Herson’s father Alan is an attorney who files lawsuits on the company’s behalf, and it seems pretty clear they are using the political angle to skirt the law–and line their pockets. The Hersons filed suit in federal court when the oversize billboard permit was denied. In response to the federal suit, the San Carlos City Council approved
an emergency ordinance reaffirming a city ban on new billboards and removing restrictions on political signs that the court had found offensive.
The Henson’s free speech advocacy comes with a price: Despite the new ordinance, they are pressing onward with their suit, seeking
damages of $15,000 a month for each side of the billboard. The case is similar to one the Hersons filed against the city of Richmond on the opposite side of San Francisco Bay earlier this year. In fact, the suits are so alike that in one place, the Hersons’ San Carlos filing says “Richmond” instead of “San Carlos,” suggesting that the lawyer simply switched the city’s names in the suit but missed one.

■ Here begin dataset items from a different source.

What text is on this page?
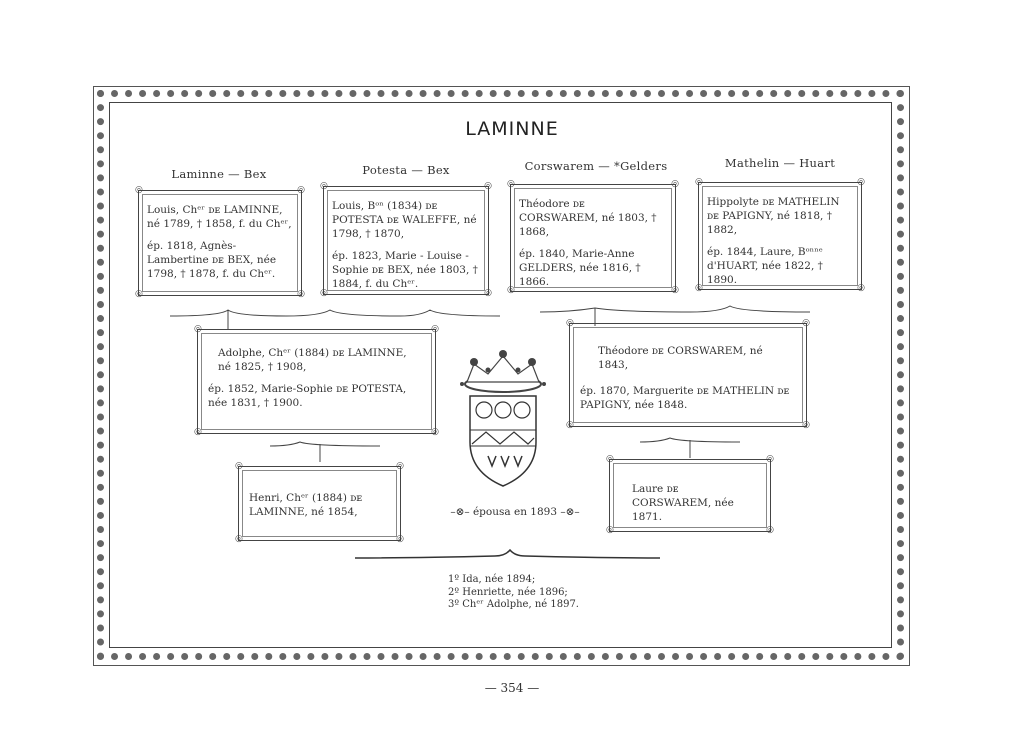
LAMINNE
Laminne — Bex	Potesta — Bex	Corswarem — *Gelders	Mathelin — Huart
◎	◎
◎	◎

Louis, Chᵉʳ ᴅᴇ LAMINNE, né 1789, † 1858, f. du Chᵉʳ,

ép. 1818, Agnès-Lambertine ᴅᴇ BEX, née 1798, † 1878, f. du Chᵉʳ.

◎	◎
◎	◎

Louis, Bᵒⁿ (1834) ᴅᴇ POTESTA ᴅᴇ WALEFFE, né 1798, † 1870,

ép. 1823, Marie - Louise - Sophie ᴅᴇ BEX, née 1803, † 1884, f. du Chᵉʳ.

◎	◎
◎	◎

Théodore ᴅᴇ CORSWAREM, né 1803, † 1868,

ép. 1840, Marie-Anne GELDERS, née 1816, † 1866.

◎	◎
◎	◎

Hippolyte ᴅᴇ MATHELIN ᴅᴇ PAPIGNY, né 1818, † 1882,

ép. 1844, Laure, Bᵒⁿⁿᵉ d'HUART, née 1822, † 1890.

◎	◎
◎	◎

Adolphe, Chᵉʳ (1884) ᴅᴇ LAMINNE, né 1825, † 1908,

ép. 1852, Marie-Sophie ᴅᴇ POTESTA, née 1831, † 1900.

◎	◎
◎	◎

Théodore ᴅᴇ CORSWAREM, né 1843,

ép. 1870, Marguerite ᴅᴇ MATHELIN ᴅᴇ PAPIGNY, née 1848.

◎	◎
◎	◎

Henri, Chᵉʳ (1884) ᴅᴇ LAMINNE, né 1854,

◎	◎
◎	◎

Laure ᴅᴇ CORSWAREM, née 1871.

–⊗– épousa en 1893 –⊗–
1º Ida, née 1894;
2º Henriette, née 1896;
3º Chᵉʳ Adolphe, né 1897.
— 354 —
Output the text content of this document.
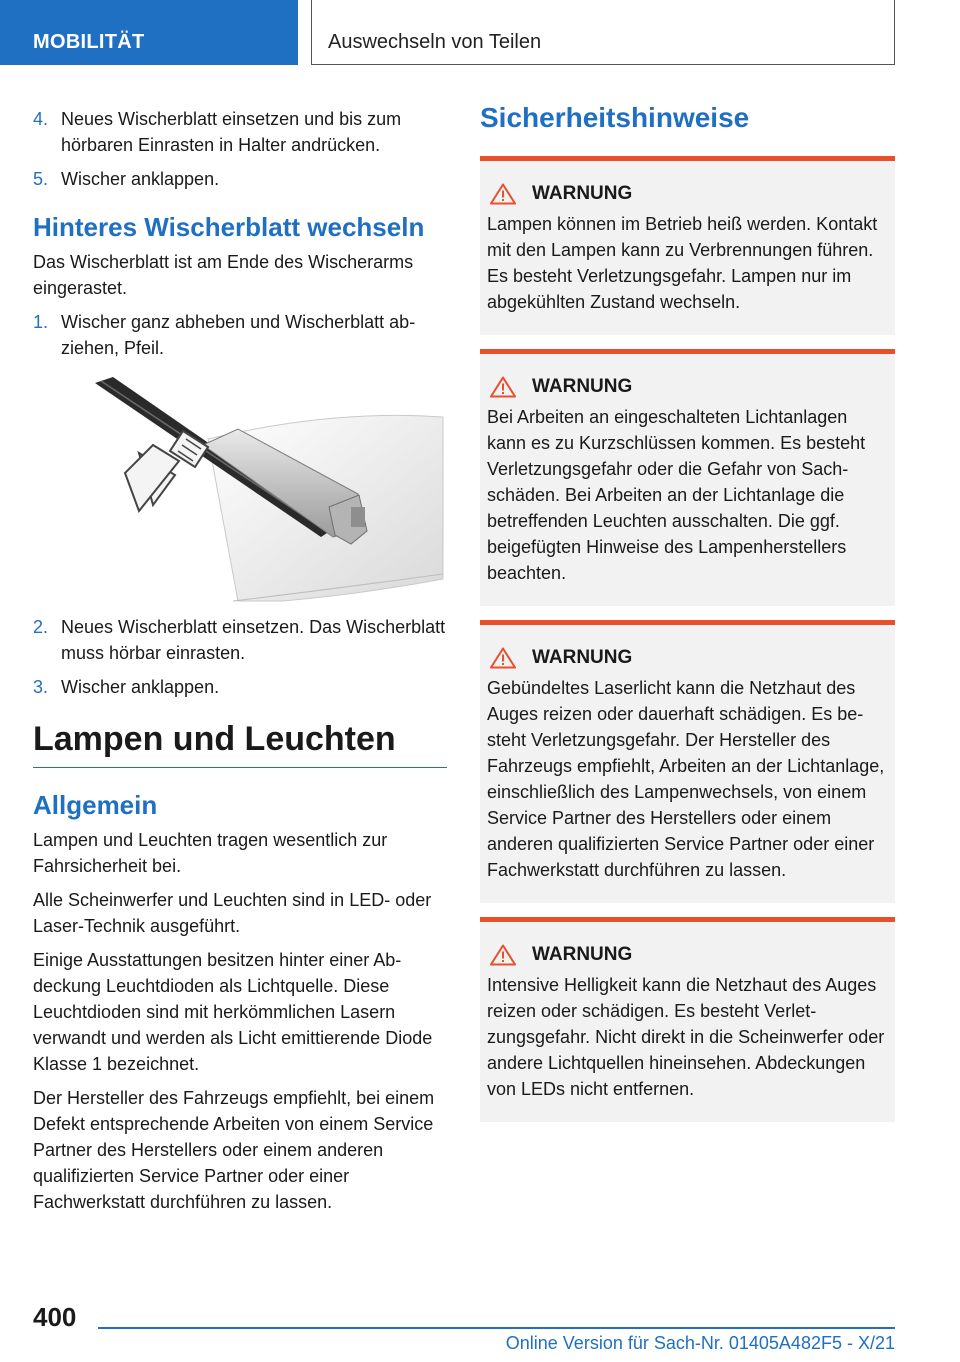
MOBILITÄT	Auswechseln von Teilen
4. Neues Wischerblatt einsetzen und bis zum hörbaren Einrasten in Halter andrücken.
5. Wischer anklappen.
Hinteres Wischerblatt wechseln
Das Wischerblatt ist am Ende des Wischerarms eingerastet.
1. Wischer ganz abheben und Wischerblatt abziehen, Pfeil.
2. Neues Wischerblatt einsetzen. Das Wischerblatt muss hörbar einrasten.
3. Wischer anklappen.
Lampen und Leuchten
Allgemein
Lampen und Leuchten tragen wesentlich zur Fahrsicherheit bei.
Alle Scheinwerfer und Leuchten sind in LED- oder Laser-Technik ausgeführt.
Einige Ausstattungen besitzen hinter einer Abdeckung Leuchtdioden als Lichtquelle. Diese Leuchtdioden sind mit herkömmlichen Lasern verwandt und werden als Licht emittierende Diode Klasse 1 bezeichnet.
Der Hersteller des Fahrzeugs empfiehlt, bei einem Defekt entsprechende Arbeiten von einem Service Partner des Herstellers oder einem anderen qualifizierten Service Partner oder einer Fachwerkstatt durchführen zu lassen.
Sicherheitshinweise
WARNUNG
Lampen können im Betrieb heiß werden. Kontakt mit den Lampen kann zu Verbrennungen führen. Es besteht Verletzungsgefahr. Lampen nur im abgekühlten Zustand wechseln.
WARNUNG
Bei Arbeiten an eingeschalteten Lichtanlagen kann es zu Kurzschlüssen kommen. Es besteht Verletzungsgefahr oder die Gefahr von Sachschäden. Bei Arbeiten an der Lichtanlage die betreffenden Leuchten ausschalten. Die ggf. beigefügten Hinweise des Lampenherstellers beachten.
WARNUNG
Gebündeltes Laserlicht kann die Netzhaut des Auges reizen oder dauerhaft schädigen. Es besteht Verletzungsgefahr. Der Hersteller des Fahrzeugs empfiehlt, Arbeiten an der Lichtanlage, einschließlich des Lampenwechsels, von einem Service Partner des Herstellers oder einem anderen qualifizierten Service Partner oder einer Fachwerkstatt durchführen zu lassen.
WARNUNG
Intensive Helligkeit kann die Netzhaut des Auges reizen oder schädigen. Es besteht Verletzungsgefahr. Nicht direkt in die Scheinwerfer oder andere Lichtquellen hineinsehen. Abdeckungen von LEDs nicht entfernen.
400
Online Version für Sach-Nr. 01405A482F5 - X/21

Richmond’s city council also passed a new ordinance to remove its restrictions on political signs but Herson says he is continuing to press for damages in that case.

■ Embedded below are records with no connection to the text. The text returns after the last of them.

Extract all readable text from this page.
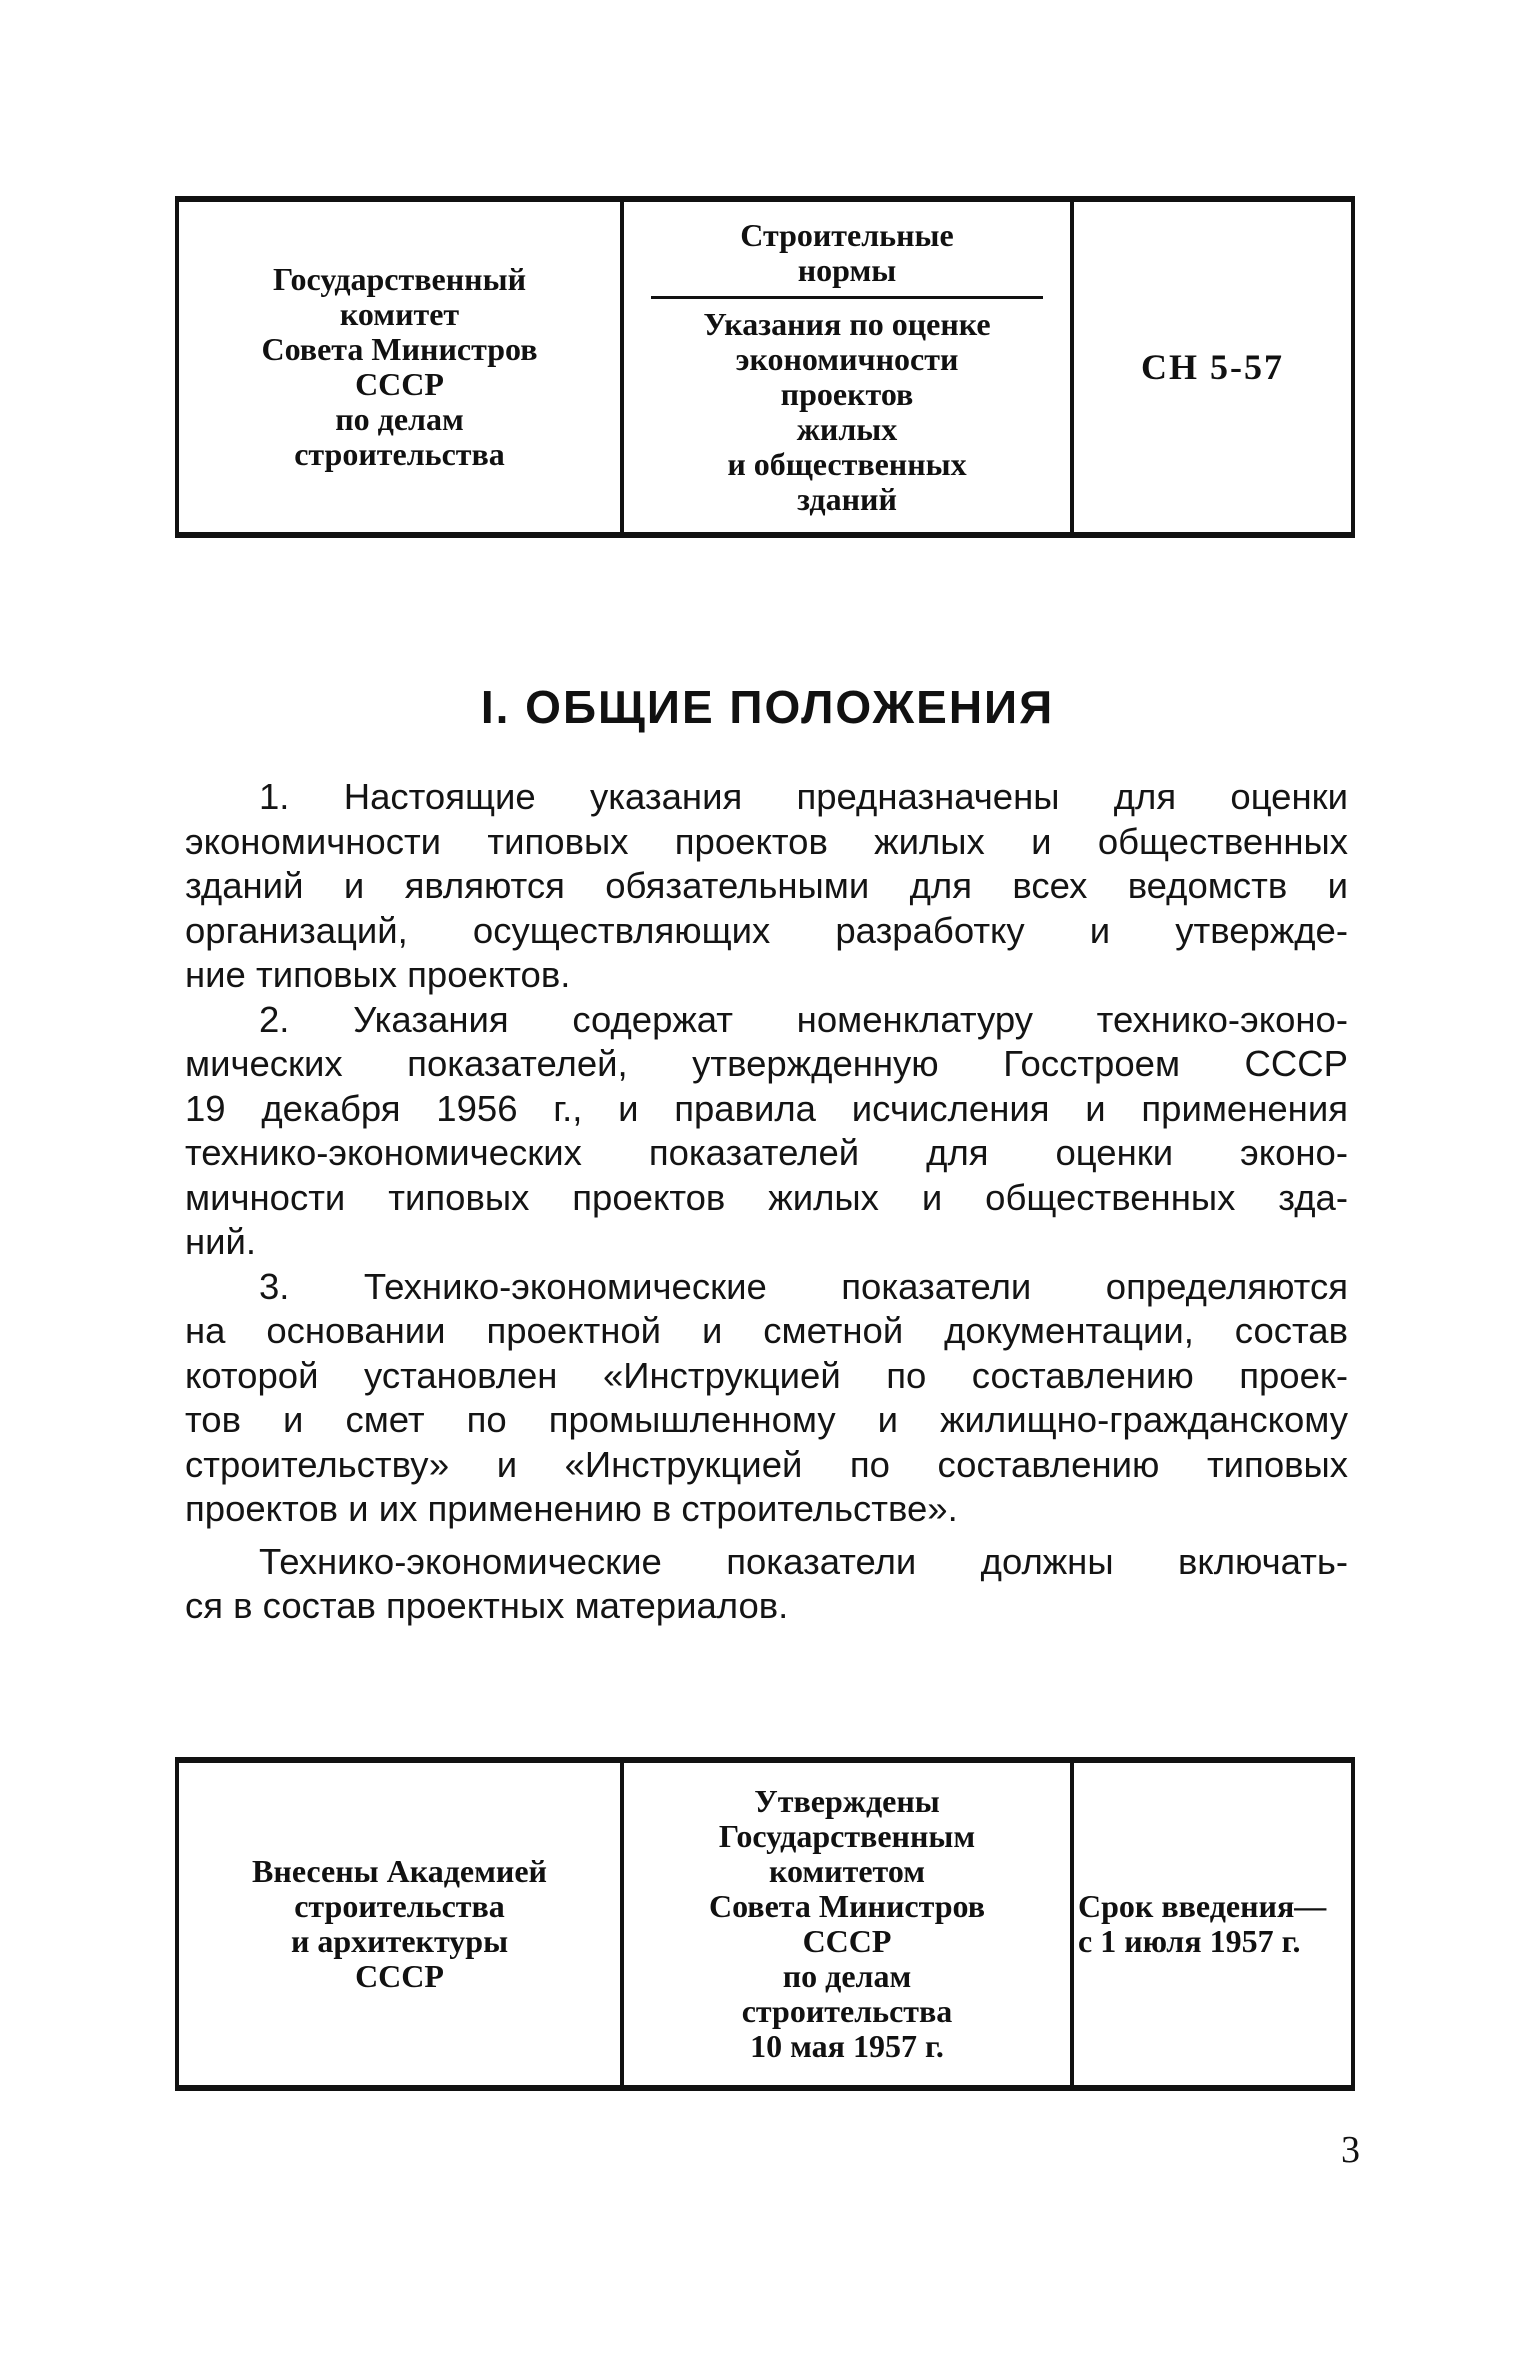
Государственный
комитет
Совета Министров
СССР
по делам
строительства
Строительные
нормы
Указания по оценке
экономичности
проектов
жилых
и общественных
зданий
СН 5-57
I. ОБЩИЕ ПОЛОЖЕНИЯ

1. Настоящие указания предназначены для оценки
экономичности типовых проектов жилых и общественных
зданий и являются обязательными для всех ведомств и
организаций, осуществляющих разработку и утвержде-
ние типовых проектов.

2. Указания содержат номенклатуру технико-эконо-
мических показателей, утвержденную Госстроем СССР
19 декабря 1956 г., и правила исчисления и применения
технико-экономических показателей для оценки эконо-
мичности типовых проектов жилых и общественных зда-
ний.

3. Технико-экономические показатели определяются
на основании проектной и сметной документации, состав
которой установлен «Инструкцией по составлению проек-
тов и смет по промышленному и жилищно-гражданскому
строительству» и «Инструкцией по составлению типовых
проектов и их применению в строительстве».

Технико-экономические показатели должны включать-
ся в состав проектных материалов.

Внесены Академией
строительства
и архитектуры
СССР
Утверждены
Государственным
комитетом
Совета Министров
СССР
по делам
строительства
10 мая 1957 г.
Срок введения—
с 1 июля 1957 г.
3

Attorney/daddy Herson says:
It’s a crusade. We fight for truth, justice and the American way…We were successful with the Oregon billboard law. We are extending freedom throughout the West…
The pair won a landmark billboard case in Oregon in 2006. After spending 12 years fighting that state’s billboard law Alan Herson persuaded the Oregon’s Supreme Court to throw it out. Herson claims San Carlos’’s ban is politically motivated:
The Bay Area is a liberal place, and liberals tend not to like free speech put up by other people. I have a hunch if that sign said ‘Support Nancy Pelosi,’ it would be up by now. They hate Palin. They hate her more than anything.
But it feels more like the Hersons are pimping Palin’s picture to get rich both from suing the city and then turning their political billboard into a profit-making venture. If the Hersons win their suit against the city, Sarah’s huge smiling visage could legally be replaced by commercial advertising. Said Alan Herson:
You will see that sign up there someday.
Frivolous lawsuits sucking money from small towns, launched by someone using Sarah Palin’s image in vain to connive a way around a city ordinance prohibiting new billboards! Where’s tort reform when you need it?